Reporting on 1948’s budget by the chancellor of the day, Labour’s Stafford Cripps, the Guardian said: “The real interest in the budget proposals is to discover whether the heavy worker who likes a smoke and a drink will feel benefit from the income-tax concessions, or will find himself financially to be just about where he is now. This is an elaborate sum to work out. Against income-tax reliefs must be set extra duties on beer, spirits, and tobacco.”

In 2024, it is a Conservative chancellor, Jeremy Hunt, hoping voters will begin to feel the benefits of his economic tinkering – and perhaps not notice too keenly increases in what could be termed lifestyle taxes.

Hunt will also be hoping not too many voters will be put off by the clear implication that any pre-election giveaway will be balanced out by post-election cuts to public spending.

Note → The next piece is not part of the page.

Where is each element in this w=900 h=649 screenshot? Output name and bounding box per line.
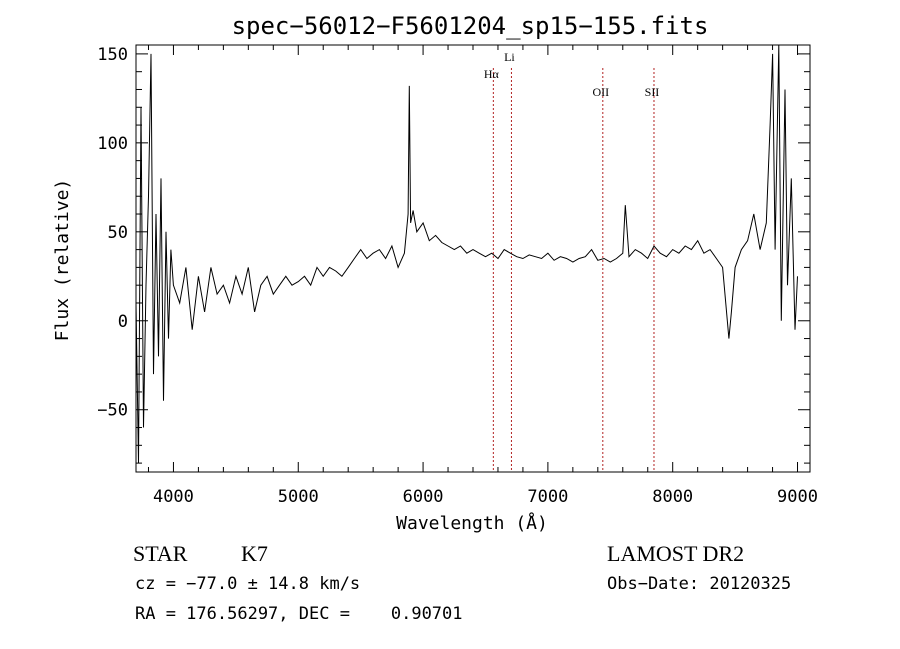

With polls suggesting voters see the state of the UK’s public services – as well as the economy – among the top issues facing the country, Hunt has perhaps seen the political imperative in postponing any cuts he believed necessary until after the general election.

According to the Resolution Foundation, they will be huge. “This rising tax burden, alongside post-election spending plans, will leave a sour taste for whoever is in office at that point,” it said on Wednesday.

The thinktank suggested the chancellor was planning cuts to government bodies such as the Ministry of Justice, the Home Office and local government of £19bn a year. To put that into context, between 2024-25 and 2028-29, such cuts – expressed per person – would be about three-quarters the levels seen during the Tory-led austerity drive from 2010-11 to 2014-15.

Rewind to the budget of April 1948, and Cripps had a very different take. “We have, I think, done everything practical to make as large a contribution as possible by economy of government expenditure. We do not propose to cut the social services, as that is not in our view a fair or a desirable thing to do. We are proud of our record on the social services, and are anxious to improve on it,” he told the Commons.

The Guardian reported that year that “the April budget [would] be a severe test” for the government in which Cripps served. But Cripps and his Labour party had another three years before they had to go to the country. Hunt and the current crop of Tories have only a few months.